The veteran campaigner, who has featured in the reality television show "Whale Wars", was apprehended by police in July as his ship docked in Greenland's capital, Nuuk. They were acting on a 2012 Japanese warrant which accuses him of causing damage to a Japanese whaling ship, obstructing business and injuring a crew member during an encounter in Antarctic waters in February 2010.
Dressed in jeans and a white shirt, Mr Watson sat beside his defence lawyers and listened to proceedings through an interpreter as several of his supporters looked on. "This is about revenge for a television show that extremely embarrassed Japan in the eyes of the world," he told the small courtroom. "What happened in the Southern Ocean is documented by hundreds of hours of video," Mr Watson said. "I think a review of all the video and of all the documentation will exonerate me from the accusations."
However the prosecution argued that the defendant was a flight risk, and the judge concluded he should remain in custody until 2 October.
Paul Watson is the former head of Sea Shepherd Conservation Society, which he left in 2022 to set up the Captain Paul Watson Foundation.
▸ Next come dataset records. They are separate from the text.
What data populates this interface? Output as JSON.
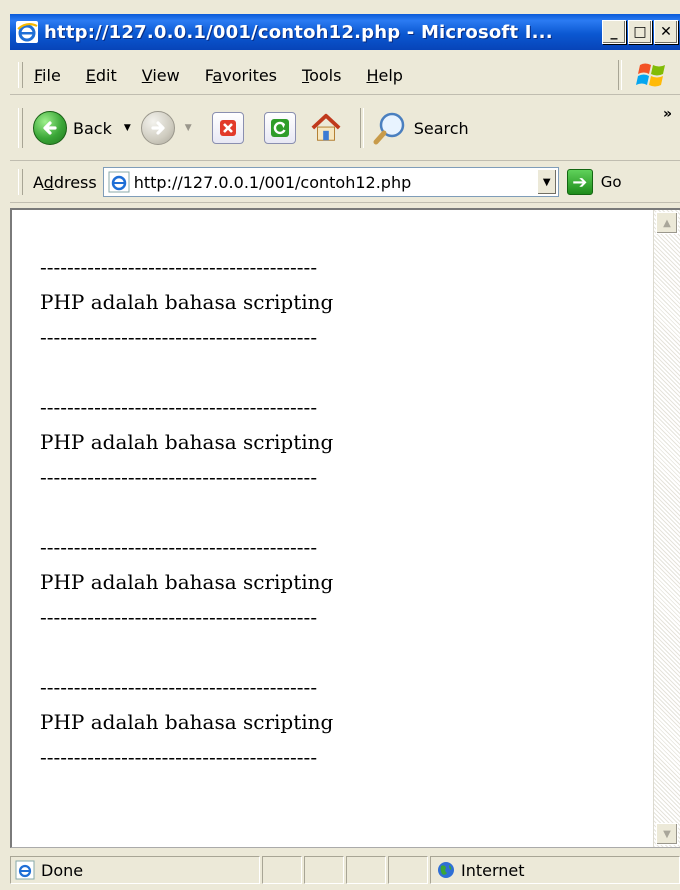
{
  "window": {
    "title": "http://127.0.0.1/001/contoh12.php - Microsoft I...",
    "minimize_label": "_",
    "maximize_label": "□",
    "close_label": "✕"
  },
  "menu": {
    "items": [
      {
        "pre": "",
        "key": "F",
        "post": "ile"
      },
      {
        "pre": "",
        "key": "E",
        "post": "dit"
      },
      {
        "pre": "",
        "key": "V",
        "post": "iew"
      },
      {
        "pre": "F",
        "key": "a",
        "post": "vorites"
      },
      {
        "pre": "",
        "key": "T",
        "post": "ools"
      },
      {
        "pre": "",
        "key": "H",
        "post": "elp"
      }
    ]
  },
  "toolbar": {
    "back_label": "Back",
    "search_label": "Search",
    "more_label": "»"
  },
  "address": {
    "label_pre": "A",
    "label_key": "d",
    "label_post": "dress",
    "url": "http://127.0.0.1/001/contoh12.php",
    "go_label": "Go"
  },
  "page": {
    "blocks": [
      {
        "top_rule": "-----------------------------------------",
        "text": "PHP adalah bahasa scripting",
        "bottom_rule": "-----------------------------------------"
      },
      {
        "top_rule": "-----------------------------------------",
        "text": "PHP adalah bahasa scripting",
        "bottom_rule": "-----------------------------------------"
      },
      {
        "top_rule": "-----------------------------------------",
        "text": "PHP adalah bahasa scripting",
        "bottom_rule": "-----------------------------------------"
      },
      {
        "top_rule": "-----------------------------------------",
        "text": "PHP adalah bahasa scripting",
        "bottom_rule": "-----------------------------------------"
      }
    ]
  },
  "status": {
    "text": "Done",
    "zone": "Internet"
  },
  "colors": {
    "titlebar": "#0a5ad8",
    "chrome": "#ece9d8"
  }
}
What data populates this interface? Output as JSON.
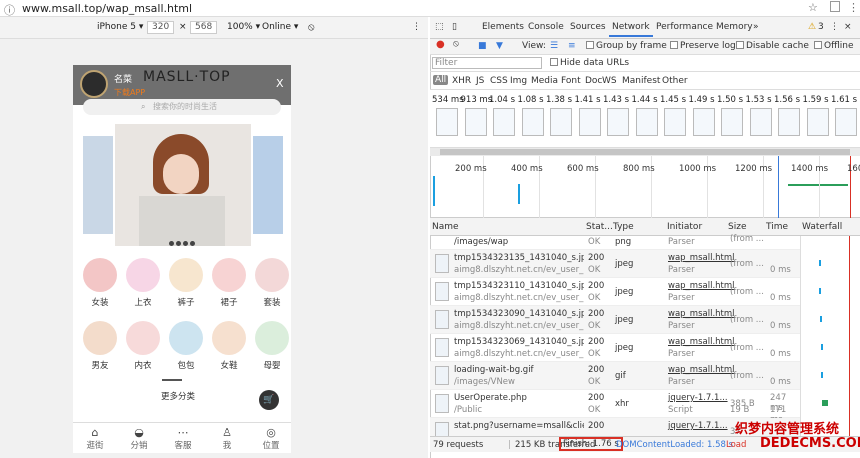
{
  "browser": {
    "url": "www.msall.top/wap_msall.html",
    "menu_icon": "star-icon"
  },
  "device": {
    "model": "iPhone 5 ▾",
    "width": "320",
    "x": "×",
    "height": "568",
    "zoom": "100% ▾",
    "network": "Online ▾"
  },
  "phone": {
    "title": "名菜",
    "subtitle": "下载APP",
    "brand": "MASLL·TOP",
    "close": "X",
    "search_placeholder": "搜索你的时尚生活",
    "categories": [
      {
        "label": "女装",
        "color": "#f3c6c6"
      },
      {
        "label": "上衣",
        "color": "#f7d6e6"
      },
      {
        "label": "裤子",
        "color": "#f7e6cf"
      },
      {
        "label": "裙子",
        "color": "#f7d3d3"
      },
      {
        "label": "套装",
        "color": "#f3d8d8"
      },
      {
        "label": "男友",
        "color": "#f3dccb"
      },
      {
        "label": "内衣",
        "color": "#f7dada"
      },
      {
        "label": "包包",
        "color": "#cde4f0"
      },
      {
        "label": "女鞋",
        "color": "#f6e0cf"
      },
      {
        "label": "母婴",
        "color": "#dbeedc"
      }
    ],
    "more": "更多分类",
    "nav": [
      {
        "label": "逛街",
        "icon": "home-icon"
      },
      {
        "label": "分销",
        "icon": "bag-icon"
      },
      {
        "label": "客服",
        "icon": "chat-icon"
      },
      {
        "label": "我",
        "icon": "user-icon"
      },
      {
        "label": "位置",
        "icon": "location-icon"
      }
    ]
  },
  "devtools": {
    "tabs": [
      "Elements",
      "Console",
      "Sources",
      "Network",
      "Performance",
      "Memory"
    ],
    "active_tab": "Network",
    "warnings": "3",
    "toolbar": {
      "view": "View:",
      "group": "Group by frame",
      "preserve": "Preserve log",
      "disable_cache": "Disable cache",
      "offline": "Offline"
    },
    "filter_placeholder": "Filter",
    "hide_data": "Hide data URLs",
    "types": [
      "All",
      "XHR",
      "JS",
      "CSS",
      "Img",
      "Media",
      "Font",
      "Doc",
      "WS",
      "Manifest",
      "Other"
    ],
    "film_times": [
      "534 ms",
      "913 ms",
      "1.04 s",
      "1.08 s",
      "1.38 s",
      "1.41 s",
      "1.43 s",
      "1.44 s",
      "1.45 s",
      "1.49 s",
      "1.50 s",
      "1.53 s",
      "1.56 s",
      "1.59 s",
      "1.61 s"
    ],
    "overview_ticks": [
      "200 ms",
      "400 ms",
      "600 ms",
      "800 ms",
      "1000 ms",
      "1200 ms",
      "1400 ms",
      "1600"
    ],
    "columns": [
      "Name",
      "Stat...",
      "Type",
      "Initiator",
      "Size",
      "Time",
      "Waterfall"
    ],
    "rows": [
      {
        "name": "/images/wap",
        "sub": "",
        "status": "",
        "sstat": "OK",
        "type": "png",
        "init": "",
        "isub": "Parser",
        "size": "(from ...",
        "time": "0 ms"
      },
      {
        "name": "tmp1534323135_1431040_s.jpg",
        "sub": "aimg8.dlszyht.net.cn/ev_user_mo...",
        "status": "200",
        "sstat": "OK",
        "type": "jpeg",
        "init": "wap_msall.html",
        "isub": "Parser",
        "size": "(from ...",
        "time": "0 ms"
      },
      {
        "name": "tmp1534323110_1431040_s.jpg",
        "sub": "aimg8.dlszyht.net.cn/ev_user_mo...",
        "status": "200",
        "sstat": "OK",
        "type": "jpeg",
        "init": "wap_msall.html",
        "isub": "Parser",
        "size": "(from ...",
        "time": "0 ms"
      },
      {
        "name": "tmp1534323090_1431040_s.jpg",
        "sub": "aimg8.dlszyht.net.cn/ev_user_mo...",
        "status": "200",
        "sstat": "OK",
        "type": "jpeg",
        "init": "wap_msall.html",
        "isub": "Parser",
        "size": "(from ...",
        "time": "0 ms"
      },
      {
        "name": "tmp1534323069_1431040_s.jpg",
        "sub": "aimg8.dlszyht.net.cn/ev_user_mo...",
        "status": "200",
        "sstat": "OK",
        "type": "jpeg",
        "init": "wap_msall.html",
        "isub": "Parser",
        "size": "(from ...",
        "time": "0 ms"
      },
      {
        "name": "loading-wait-bg.gif",
        "sub": "/images/VNew",
        "status": "200",
        "sstat": "OK",
        "type": "gif",
        "init": "wap_msall.html",
        "isub": "Parser",
        "size": "(from ...",
        "time": "0 ms"
      },
      {
        "name": "UserOperate.php",
        "sub": "/Public",
        "status": "200",
        "sstat": "OK",
        "type": "xhr",
        "init": "jquery-1.7.1...",
        "isub": "Script",
        "size": "385 B",
        "ssub": "19 B",
        "time": "247 ms",
        "tsub": "171 ms"
      },
      {
        "name": "stat.png?username=msall&client...",
        "sub": "",
        "status": "200",
        "sstat": "",
        "type": "",
        "init": "jquery-1.7.1...",
        "isub": "",
        "size": "37",
        "time": ""
      }
    ],
    "status": {
      "requests": "79 requests",
      "transferred": "215 KB transferred",
      "finish": "Finish: 1.76 s",
      "dcl": "DOMContentLoaded: 1.58 s",
      "load": "Load"
    },
    "watermark": "织梦内容管理系统",
    "watermark2": "DEDECMS.COM"
  }
}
He was also a founding member of Greenpeace, but they parted ways in 1977, amid disagreements over his radical tactics. The 73-year old Canadian-American campaigner has been a controversial figure known for confrontations with whaling vessels at sea.
At the defence's request, the judge granted permission for a video clip to be played, which appeared to show a zodiac-type speedboat sailing alongside a Japanese ship and firing a stink bomb. However, Mr Watson's lawyers say a second video clip proves no-one was on deck at the time.